Statsd HTTP Proxy with batching

At $JOB, we’re using some hosted systems that don’t allow for prometheus-style exporting of metrics, essentially requiring push-style metric collection. Because there aren’t many well maintained push-style instrumentation clients that track counters inside a system (at least, not in Node.js), we needed to reach for a classic: statsd.

Statsd is an effective tool that relies on UDP for client submission of data. Which complicates things for us again. Because we can’t guarantee that the two systems will be on the same network, and because we would like to encrypt traffic between systems (where possible), standard statsd won’t work. Fortunately, someone wrote an effective http -> statsd proxy in Golang. This tool gives us a secure (TLS) connection for external services to write to, and then emits aggregated stats through the standard statsd protocol on the other end. Now we can ensure UDP traffic routes within a k8s cluster (or other local network) only, assuaging some concerns about encrypting traffic. So we deplyed the proxy, configured the application to emit statsd-style metrics to an HTTP endpoint, and everything worked. End of blog post.

Well…

So while sending UDP packets from the statsd proxy to an actual statsd listener (we used telegraf, ‘cause lightweight golang services are nearly always a good choice) is well-trodden ground, we started to see some performance problems writing to the proxy itself.
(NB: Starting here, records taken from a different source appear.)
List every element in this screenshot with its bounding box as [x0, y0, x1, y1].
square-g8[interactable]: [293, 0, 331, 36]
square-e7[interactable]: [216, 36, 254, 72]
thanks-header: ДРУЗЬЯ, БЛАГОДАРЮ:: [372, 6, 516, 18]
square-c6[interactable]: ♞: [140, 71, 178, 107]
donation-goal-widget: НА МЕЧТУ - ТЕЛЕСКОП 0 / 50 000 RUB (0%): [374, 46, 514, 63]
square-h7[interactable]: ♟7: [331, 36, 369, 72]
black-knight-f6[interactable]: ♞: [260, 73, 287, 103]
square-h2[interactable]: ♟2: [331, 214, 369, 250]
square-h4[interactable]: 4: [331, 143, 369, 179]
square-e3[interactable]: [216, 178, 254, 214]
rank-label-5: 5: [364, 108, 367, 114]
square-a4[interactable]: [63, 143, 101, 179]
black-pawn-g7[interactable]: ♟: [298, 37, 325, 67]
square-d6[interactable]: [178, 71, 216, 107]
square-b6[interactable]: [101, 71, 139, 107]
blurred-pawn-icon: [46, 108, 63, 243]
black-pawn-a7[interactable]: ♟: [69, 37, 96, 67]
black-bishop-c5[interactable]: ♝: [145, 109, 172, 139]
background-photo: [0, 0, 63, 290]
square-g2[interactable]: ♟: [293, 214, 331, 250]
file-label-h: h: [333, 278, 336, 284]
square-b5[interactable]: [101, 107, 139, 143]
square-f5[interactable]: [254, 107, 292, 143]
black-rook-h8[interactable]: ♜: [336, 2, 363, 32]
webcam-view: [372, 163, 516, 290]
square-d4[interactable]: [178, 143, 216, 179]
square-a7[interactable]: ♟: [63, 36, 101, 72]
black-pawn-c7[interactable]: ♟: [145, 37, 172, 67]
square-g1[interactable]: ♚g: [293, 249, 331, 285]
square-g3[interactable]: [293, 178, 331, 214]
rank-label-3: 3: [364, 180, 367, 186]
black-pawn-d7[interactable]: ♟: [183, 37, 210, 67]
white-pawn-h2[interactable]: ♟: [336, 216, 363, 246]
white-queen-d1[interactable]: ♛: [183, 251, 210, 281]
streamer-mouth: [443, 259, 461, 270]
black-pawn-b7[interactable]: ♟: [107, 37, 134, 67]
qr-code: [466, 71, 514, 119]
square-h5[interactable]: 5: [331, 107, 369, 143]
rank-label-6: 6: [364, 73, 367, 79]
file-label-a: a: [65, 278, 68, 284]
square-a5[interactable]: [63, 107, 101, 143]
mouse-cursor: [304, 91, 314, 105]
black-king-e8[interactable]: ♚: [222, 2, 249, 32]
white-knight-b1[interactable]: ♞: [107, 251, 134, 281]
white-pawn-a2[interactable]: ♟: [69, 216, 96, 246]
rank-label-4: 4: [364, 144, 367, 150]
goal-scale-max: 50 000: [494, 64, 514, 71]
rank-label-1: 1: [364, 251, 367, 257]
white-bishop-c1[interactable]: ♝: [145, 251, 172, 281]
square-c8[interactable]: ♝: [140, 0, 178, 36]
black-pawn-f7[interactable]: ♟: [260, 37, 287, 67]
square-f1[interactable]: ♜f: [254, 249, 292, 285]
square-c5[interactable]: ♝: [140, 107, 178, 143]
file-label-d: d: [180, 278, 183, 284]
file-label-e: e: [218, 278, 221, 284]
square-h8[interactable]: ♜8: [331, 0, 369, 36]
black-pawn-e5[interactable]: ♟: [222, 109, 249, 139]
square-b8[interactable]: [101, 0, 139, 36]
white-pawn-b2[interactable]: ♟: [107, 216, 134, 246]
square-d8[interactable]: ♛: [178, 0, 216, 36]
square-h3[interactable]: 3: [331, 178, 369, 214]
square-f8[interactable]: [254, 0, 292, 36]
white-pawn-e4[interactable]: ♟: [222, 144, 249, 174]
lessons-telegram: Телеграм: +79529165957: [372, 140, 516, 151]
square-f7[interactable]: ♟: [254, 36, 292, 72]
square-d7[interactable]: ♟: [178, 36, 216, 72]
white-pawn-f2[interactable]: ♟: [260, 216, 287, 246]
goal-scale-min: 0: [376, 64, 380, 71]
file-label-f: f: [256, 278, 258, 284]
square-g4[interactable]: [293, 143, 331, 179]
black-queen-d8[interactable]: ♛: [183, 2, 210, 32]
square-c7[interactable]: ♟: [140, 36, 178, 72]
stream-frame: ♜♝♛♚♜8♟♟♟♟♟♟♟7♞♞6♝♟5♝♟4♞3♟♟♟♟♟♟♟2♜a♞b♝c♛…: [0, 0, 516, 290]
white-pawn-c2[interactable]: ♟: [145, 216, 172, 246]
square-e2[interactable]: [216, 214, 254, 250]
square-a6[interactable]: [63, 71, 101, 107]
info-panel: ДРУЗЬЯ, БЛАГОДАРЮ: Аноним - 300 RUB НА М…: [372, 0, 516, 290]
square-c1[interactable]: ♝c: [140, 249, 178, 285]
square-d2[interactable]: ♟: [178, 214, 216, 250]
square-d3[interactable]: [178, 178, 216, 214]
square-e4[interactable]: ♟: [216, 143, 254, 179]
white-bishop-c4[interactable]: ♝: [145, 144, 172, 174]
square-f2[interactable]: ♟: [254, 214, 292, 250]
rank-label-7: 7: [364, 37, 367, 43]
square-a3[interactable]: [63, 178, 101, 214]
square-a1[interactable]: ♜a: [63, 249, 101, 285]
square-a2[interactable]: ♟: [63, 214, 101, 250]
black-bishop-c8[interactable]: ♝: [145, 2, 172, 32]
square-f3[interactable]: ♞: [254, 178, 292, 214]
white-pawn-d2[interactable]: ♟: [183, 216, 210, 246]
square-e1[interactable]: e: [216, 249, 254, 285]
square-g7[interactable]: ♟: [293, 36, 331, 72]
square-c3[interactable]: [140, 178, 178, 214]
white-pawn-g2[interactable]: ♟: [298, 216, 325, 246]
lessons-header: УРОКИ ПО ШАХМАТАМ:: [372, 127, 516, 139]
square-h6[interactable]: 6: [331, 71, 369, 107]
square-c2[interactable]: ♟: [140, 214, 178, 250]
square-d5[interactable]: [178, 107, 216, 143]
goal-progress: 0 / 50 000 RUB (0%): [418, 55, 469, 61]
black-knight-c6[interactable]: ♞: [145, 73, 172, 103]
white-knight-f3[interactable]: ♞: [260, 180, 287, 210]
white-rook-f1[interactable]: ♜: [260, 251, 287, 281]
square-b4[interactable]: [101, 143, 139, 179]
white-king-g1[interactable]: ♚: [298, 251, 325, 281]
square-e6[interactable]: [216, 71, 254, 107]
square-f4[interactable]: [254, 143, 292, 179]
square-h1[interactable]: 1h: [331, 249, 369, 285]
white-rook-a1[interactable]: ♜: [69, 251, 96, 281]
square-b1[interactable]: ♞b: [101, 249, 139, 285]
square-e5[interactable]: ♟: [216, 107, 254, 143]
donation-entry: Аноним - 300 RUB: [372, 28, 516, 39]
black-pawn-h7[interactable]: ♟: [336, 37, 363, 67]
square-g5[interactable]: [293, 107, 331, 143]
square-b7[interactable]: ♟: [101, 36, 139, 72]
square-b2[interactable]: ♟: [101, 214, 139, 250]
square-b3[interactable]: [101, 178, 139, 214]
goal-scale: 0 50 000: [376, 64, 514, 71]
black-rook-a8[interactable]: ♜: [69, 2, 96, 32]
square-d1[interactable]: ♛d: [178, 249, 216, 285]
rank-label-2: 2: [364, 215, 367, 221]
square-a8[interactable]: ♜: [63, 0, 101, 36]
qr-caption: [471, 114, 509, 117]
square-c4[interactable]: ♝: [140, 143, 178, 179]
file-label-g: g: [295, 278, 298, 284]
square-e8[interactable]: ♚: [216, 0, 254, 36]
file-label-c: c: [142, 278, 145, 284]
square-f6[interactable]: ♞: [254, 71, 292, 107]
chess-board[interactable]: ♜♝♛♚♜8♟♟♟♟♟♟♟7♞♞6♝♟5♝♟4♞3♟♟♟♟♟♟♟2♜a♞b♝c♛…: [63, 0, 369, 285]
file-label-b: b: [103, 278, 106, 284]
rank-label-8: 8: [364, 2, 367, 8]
Obviously we maintained a connection to avoid re-negotiating TLS, but each individual metric was written as a single request.

Anyone who’s worked at large volumes of data before would immediately hear an alarm bell ringing: BATCHING!!! If we can find an easy way to write groups of metrics to the statsd proxy, we’ll drastically reduce our over-all network traffic (because of course we’re compressing our writes…) and total applciation I/O time on both sides of the pipe. So after some work, our fork of the statsd-http-proxy allows for a new /batch endpoint. Full documentation is here.

Switching to these batched writes of stats meant we no longer drop metrics from our push-only applications, which has made for much better monitoring of these systems. It’s kinda neat!